Tuesday, January 24, 2006

Greenspan's Legacy

Excellent article by Nell Henderson at the Washington Post about Alan Greenspan and the US economy.

My favorite bits:

Under Greenspan's watch, the economy thrived despite stock market crashes, international financial crises, terrorist attacks, wars and other shocks. No wonder, as Greenspan prepares to retire next week, economists have lauded him as the greatest central banker ever.

Still, his legacy will be judged not just by his record at the Fed, but also by the economy he bequeaths.
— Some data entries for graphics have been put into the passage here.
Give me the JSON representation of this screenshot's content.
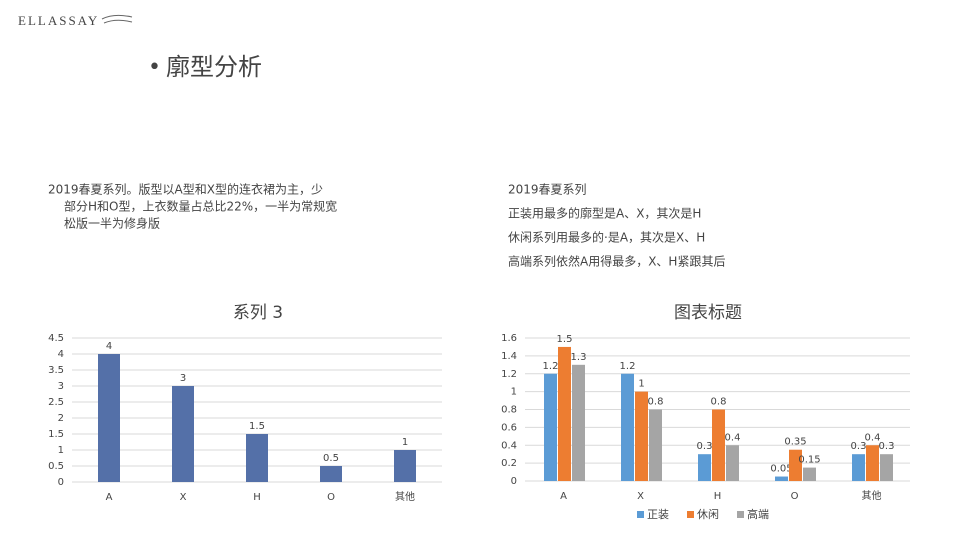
{
  "logo": "ELLASSAY",
  "heading": "廓型分析",
  "left_text": [
    "2019春夏系列。版型以A型和X型的连衣裙为主，少",
    "部分H和O型，上衣数量占总比22%，一半为常规宽",
    "松版一半为修身版"
  ],
  "right_text": [
    "2019春夏系列",
    "正装用最多的廓型是A、X，其次是H",
    "休闲系列用最多的·是A，其次是X、H",
    "高端系列依然A用得最多，X、H紧跟其后"
  ],
  "chart_data": [
    {
      "type": "bar",
      "title": "系列 3",
      "categories": [
        "A",
        "X",
        "H",
        "O",
        "其他"
      ],
      "values": [
        4,
        3,
        1.5,
        0.5,
        1
      ],
      "color": "#5470a8",
      "ylim": [
        0,
        4.5
      ],
      "yticks": [
        0,
        0.5,
        1,
        1.5,
        2,
        2.5,
        3,
        3.5,
        4,
        4.5
      ],
      "grid": true
    },
    {
      "type": "grouped-bar",
      "title": "图表标题",
      "categories": [
        "A",
        "X",
        "H",
        "O",
        "其他"
      ],
      "series": [
        {
          "name": "正装",
          "color": "#5b9bd5",
          "values": [
            1.2,
            1.2,
            0.3,
            0.05,
            0.3
          ]
        },
        {
          "name": "休闲",
          "color": "#ed7d31",
          "values": [
            1.5,
            1,
            0.8,
            0.35,
            0.4
          ]
        },
        {
          "name": "高端",
          "color": "#a5a5a5",
          "values": [
            1.3,
            0.8,
            0.4,
            0.15,
            0.3
          ]
        }
      ],
      "ylim": [
        0,
        1.6
      ],
      "yticks": [
        0,
        0.2,
        0.4,
        0.6,
        0.8,
        1,
        1.2,
        1.4,
        1.6
      ],
      "grid": true,
      "legend": "bottom"
    }
  ]
}
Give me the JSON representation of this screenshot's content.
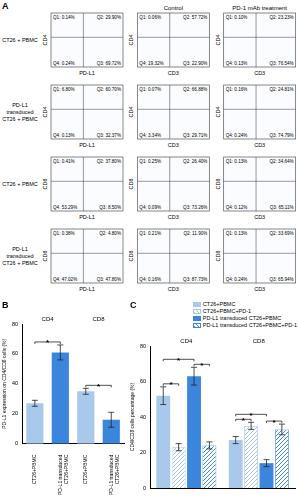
{
  "panel_a": {
    "panel_label": "A",
    "column_headers": [
      "Control",
      "PD-1 mAb treatment"
    ],
    "rows": [
      {
        "label": "CT26 + PBMC",
        "plots": [
          {
            "x_label": "PD-L1",
            "y_label": "CD4",
            "quadrants": [
              "Q1: 0.14%",
              "Q2: 29.90%",
              "Q3: 69.72%",
              "Q4: 0.24%"
            ]
          },
          {
            "x_label": "CD3",
            "y_label": "CD4",
            "quadrants": [
              "Q1: 0.06%",
              "Q2: 57.72%",
              "Q3: 22.90%",
              "Q4: 19.32%"
            ]
          },
          {
            "x_label": "CD3",
            "y_label": "CD4",
            "quadrants": [
              "Q1: 0.10%",
              "Q2: 23.23%",
              "Q3: 76.54%",
              "Q4: 0.13%"
            ]
          }
        ]
      },
      {
        "label": "PD-L1 transduced CT26 + PBMC",
        "plots": [
          {
            "x_label": "PD-L1",
            "y_label": "CD4",
            "quadrants": [
              "Q1: 6.80%",
              "Q2: 60.70%",
              "Q3: 32.37%",
              "Q4: 0.13%"
            ]
          },
          {
            "x_label": "CD3",
            "y_label": "CD4",
            "quadrants": [
              "Q1: 0.07%",
              "Q2: 66.88%",
              "Q3: 29.71%",
              "Q4: 3.34%"
            ]
          },
          {
            "x_label": "CD3",
            "y_label": "CD4",
            "quadrants": [
              "Q1: 0.16%",
              "Q2: 24.81%",
              "Q3: 74.79%",
              "Q4: 0.24%"
            ]
          }
        ]
      },
      {
        "label": "CT26 + PBMC",
        "plots": [
          {
            "x_label": "PD-L1",
            "y_label": "CD8",
            "quadrants": [
              "Q1: 0.41%",
              "Q2: 37.80%",
              "Q3: 8.50%",
              "Q4: 53.29%"
            ]
          },
          {
            "x_label": "CD3",
            "y_label": "CD8",
            "quadrants": [
              "Q1: 0.25%",
              "Q2: 26.40%",
              "Q3: 73.26%",
              "Q4: 0.09%"
            ]
          },
          {
            "x_label": "CD3",
            "y_label": "CD8",
            "quadrants": [
              "Q1: 0.13%",
              "Q2: 34.64%",
              "Q3: 65.11%",
              "Q4: 0.12%"
            ]
          }
        ]
      },
      {
        "label": "PD-L1 transduced CT26 + PBMC",
        "plots": [
          {
            "x_label": "PD-L1",
            "y_label": "CD8",
            "quadrants": [
              "Q1: 0.38%",
              "Q2: 4.80%",
              "Q3: 47.80%",
              "Q4: 47.02%"
            ]
          },
          {
            "x_label": "CD3",
            "y_label": "CD8",
            "quadrants": [
              "Q1: 0.21%",
              "Q2: 11.90%",
              "Q3: 87.73%",
              "Q4: 0.16%"
            ]
          },
          {
            "x_label": "CD3",
            "y_label": "CD8",
            "quadrants": [
              "Q1: 0.13%",
              "Q2: 33.69%",
              "Q3: 65.94%",
              "Q4: 0.24%"
            ]
          }
        ]
      }
    ]
  },
  "chart_data": [
    {
      "panel_label": "B",
      "type": "bar",
      "categories": [
        "CT26+PBMC",
        "PD-L1 transduced CT26+PBMC",
        "CT26+PBMC",
        "PD-L1 transduced CT26+PBMC"
      ],
      "values": [
        27,
        61,
        35,
        16
      ],
      "errors": [
        2,
        5,
        2,
        5
      ],
      "colors": [
        "#a9c9ec",
        "#3b86dc",
        "#a9c9ec",
        "#3b86dc"
      ],
      "y_label": "PD-L1 expression on CD4/CD8 cells (%)",
      "ylim": [
        0,
        80
      ],
      "yticks": [
        0,
        20,
        40,
        60,
        80
      ],
      "grid": false,
      "groups": [
        {
          "label": "CD4",
          "categories": [
            0,
            1
          ]
        },
        {
          "label": "CD8",
          "categories": [
            2,
            3
          ]
        }
      ],
      "significance": [
        {
          "text": "*",
          "from": 0,
          "to": 1
        },
        {
          "text": "*",
          "from": 2,
          "to": 3
        }
      ]
    },
    {
      "panel_label": "C",
      "type": "bar",
      "categories": [
        "CD4",
        "CD8"
      ],
      "series": [
        {
          "name": "CT26+PBMC",
          "color": "#a9c9ec",
          "marker": "solid",
          "values": [
            52,
            27
          ],
          "errors": [
            5,
            2
          ]
        },
        {
          "name": "CT26+PBMC+PD-1",
          "color": "#a9c9ec",
          "marker": "hatch",
          "values": [
            23,
            35
          ],
          "errors": [
            2,
            2
          ]
        },
        {
          "name": "PD-L1 transduced CT26+PBMC",
          "color": "#3b86dc",
          "marker": "solid",
          "values": [
            63,
            14
          ],
          "errors": [
            5,
            2
          ]
        },
        {
          "name": "PD-L1 transduced CT26+PBMC+PD-1",
          "color": "#3b86dc",
          "marker": "hatch",
          "values": [
            24,
            33
          ],
          "errors": [
            2,
            3
          ]
        }
      ],
      "y_label": "CD4/CD8 cells percentage (%)",
      "ylim": [
        0,
        80
      ],
      "yticks": [
        0,
        20,
        40,
        60,
        80
      ],
      "grid": false,
      "legend": "top-right",
      "tick_labels": "y",
      "significance": [
        {
          "text": "*",
          "category": 0,
          "from": 0,
          "to": 1
        },
        {
          "text": "*",
          "category": 0,
          "from": 0,
          "to": 2
        },
        {
          "text": "*",
          "category": 0,
          "from": 2,
          "to": 3
        },
        {
          "text": "*",
          "category": 1,
          "from": 0,
          "to": 1
        },
        {
          "text": "*",
          "category": 1,
          "from": 0,
          "to": 2
        },
        {
          "text": "*",
          "category": 1,
          "from": 2,
          "to": 3
        }
      ]
    }
  ]
}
And when he leaves office Jan. 31, Greenspan leaves a nation awash in debt -- record household debt and a record trade gap.

...low interest rates worked like an intoxicant on consumers, who snapped up new cars and trucks with no-interest loans and seized on low mortgage rates to buy new homes and refinance old home loans. Household spending rose in 2001, 2002, and 2004, even as the wealth and income of the typical household fell or remained flat in the same period, according to an analysis by Moody's Economy.com... household debt rose faster in recent years than wealth or disposable income, reaching an unprecedented 126.1 percent of after-tax income in the third quarter, double its 1980 level.
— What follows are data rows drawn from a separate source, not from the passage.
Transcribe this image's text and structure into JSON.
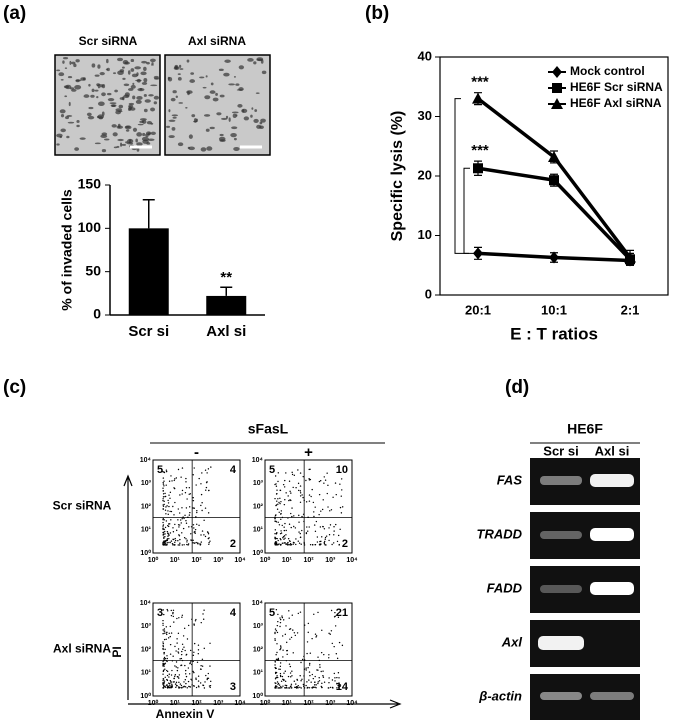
{
  "chart_data": [
    {
      "type": "bar",
      "categories": [
        "Scr si",
        "Axl si"
      ],
      "values": [
        100,
        22
      ],
      "errors": [
        33,
        10
      ],
      "color": "#000000",
      "ylim": [
        0,
        150
      ],
      "yticks": [
        0,
        50,
        100,
        150
      ],
      "ylabel": "% of invaded cells",
      "annotations": [
        "**"
      ]
    },
    {
      "type": "line",
      "categories": [
        "20:1",
        "10:1",
        "2:1"
      ],
      "series": [
        {
          "name": "Mock control",
          "marker": "diamond",
          "color": "#000000",
          "values": [
            7,
            6.3,
            5.8
          ],
          "errors": [
            1,
            0.8,
            0.8
          ]
        },
        {
          "name": "HE6F Scr siRNA",
          "marker": "square",
          "color": "#000000",
          "values": [
            21.3,
            19.3,
            6
          ],
          "errors": [
            1.2,
            1,
            1
          ]
        },
        {
          "name": "HE6F Axl siRNA",
          "marker": "triangle",
          "color": "#000000",
          "values": [
            33,
            23.2,
            6.3
          ],
          "errors": [
            1,
            1,
            1.2
          ]
        }
      ],
      "ylim": [
        0,
        40
      ],
      "yticks": [
        0,
        10,
        20,
        30,
        40
      ],
      "ylabel": "Specific  lysis  (%)",
      "xlabel": "E : T ratios",
      "annotations": [
        "***",
        "***"
      ]
    }
  ],
  "panel_labels": [
    "(a)",
    "(b)",
    "(c)",
    "(d)"
  ],
  "panel_a": {
    "image_labels": [
      "Scr siRNA",
      "Axl siRNA"
    ]
  },
  "panel_c": {
    "treatment": "sFasL",
    "columns": [
      "-",
      "+"
    ],
    "rows": [
      "Scr siRNA",
      "Axl siRNA"
    ],
    "x_axis": "Annexin V",
    "y_axis": "PI",
    "axis_ticks": [
      "10⁰",
      "10¹",
      "10²",
      "10³",
      "10⁴"
    ],
    "quadrants": [
      [
        [
          5,
          4,
          2
        ],
        [
          5,
          10,
          2
        ]
      ],
      [
        [
          3,
          4,
          3
        ],
        [
          5,
          21,
          14
        ]
      ]
    ]
  },
  "panel_d": {
    "cell_line": "HE6F",
    "columns": [
      "Scr si",
      "Axl si"
    ],
    "genes": [
      "FAS",
      "TRADD",
      "FADD",
      "Axl",
      "β-actin"
    ]
  }
}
When questioned on Capitol Hill in June about criticism that the Fed's strategy had helped inflate a housing bubble, Greenspan suggested that such imbalances were an acceptable price for avoiding another depression or a Japan-like economic stagnation. "We knew that in the process of what we were doing -- that is, addressing the consequence of a very severe deflation of a [stock] bubble -- carried with it potential side effects," Greenspan said. "As best we can judge, things have turned out reasonably as we had expected, both positively and negatively, but in our judgment, the positive effects of the policy far exceeded the negative ones."

So there you have it straight from the Maestro's mouth - the housing bubble is an acceptable price, and a predictable and necessary side effect of rescuing the economy from the last bubble.
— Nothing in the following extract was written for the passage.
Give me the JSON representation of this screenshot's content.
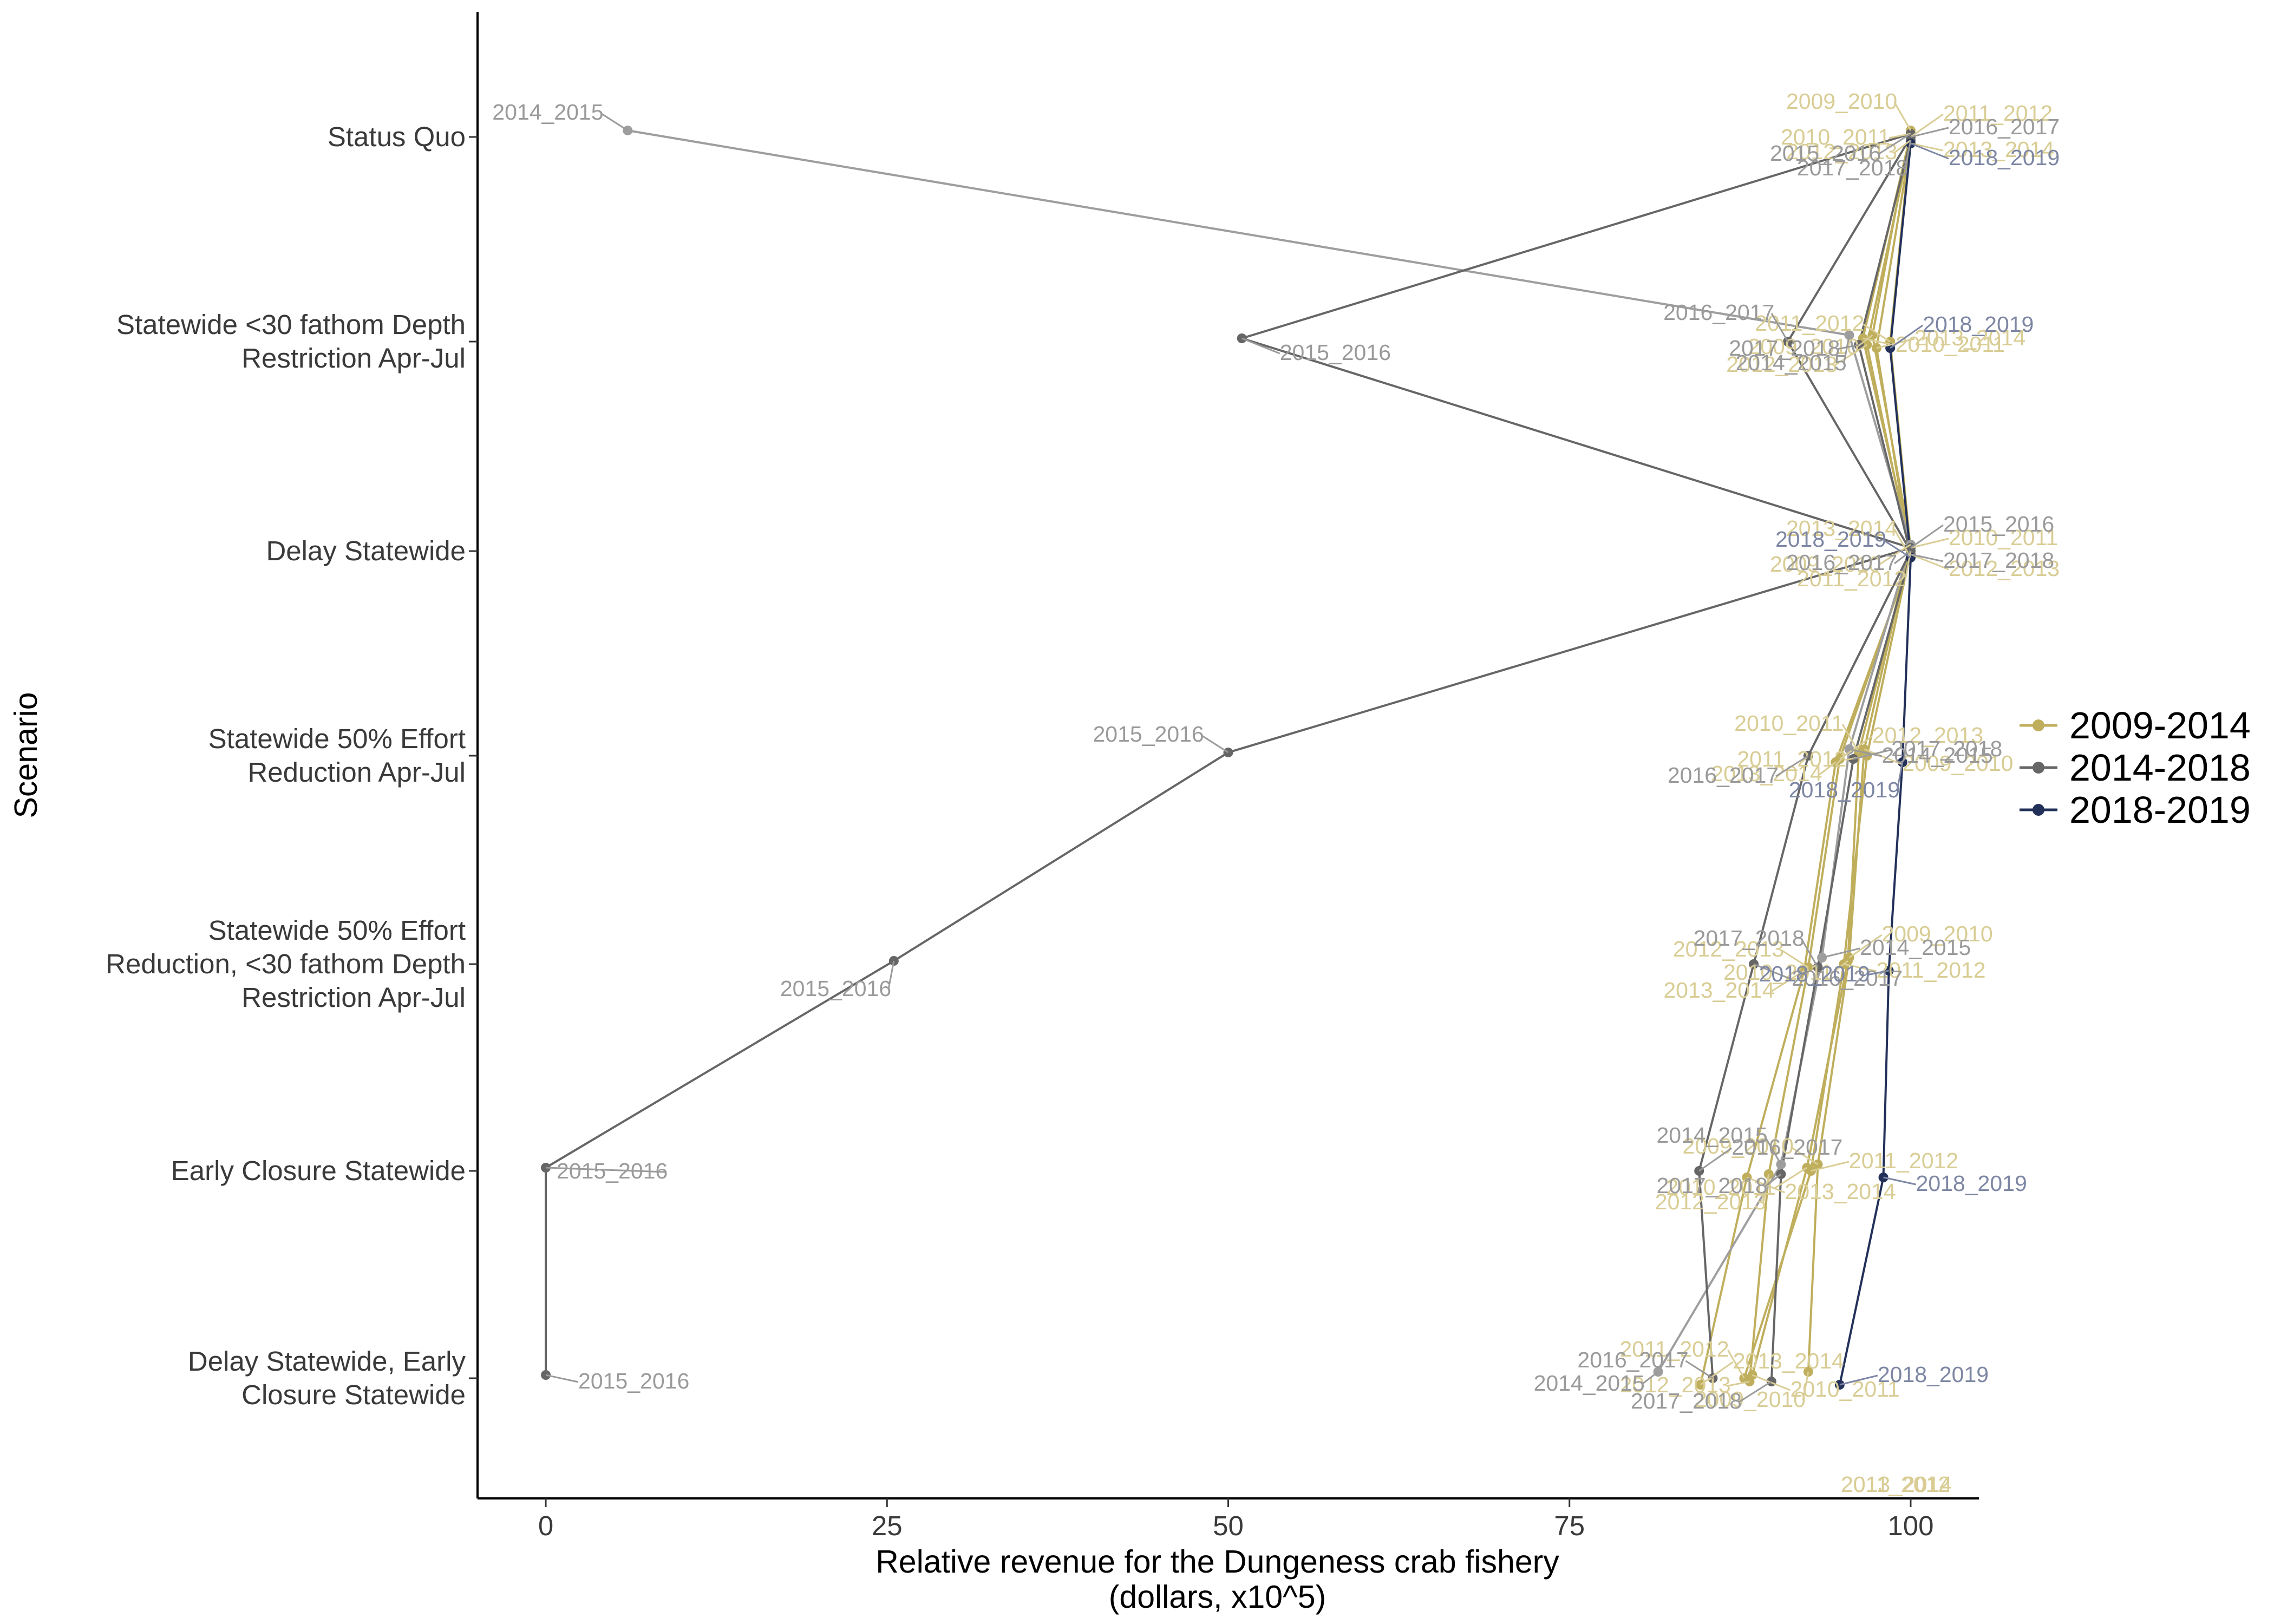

Which leaves one to ask, what (or who) will rescue us from the curent bubble (or is it still just froth)?

Ghosts from another time...
As we near the time of Greenspan's exit, let me quote from John Kenneth Galbraith in "The Great Crash":

A bubble can be easily punctured. But to incise it with a needle so that is subsides gradually is a task of no small delicacy. Among those who sensed what was happening in early 1929, there was some hope but no confidence that the boom could be made to subside. The real choice was between an immediate and deliberately engineered collapse and a more serious disaster later on. Someone would certainly be blamed for the ultimate collapse when it came. There was no question whatever as to who would be blamed should the boom be deliberately deflated. The eventual disaster also had the inestimable advantage of allowing a few more days, weeks, or months of life.

When reflecting on the current state of affairs, definitely wait for the sands of time to flow before passing ultimate judgement on the success of our current Fed.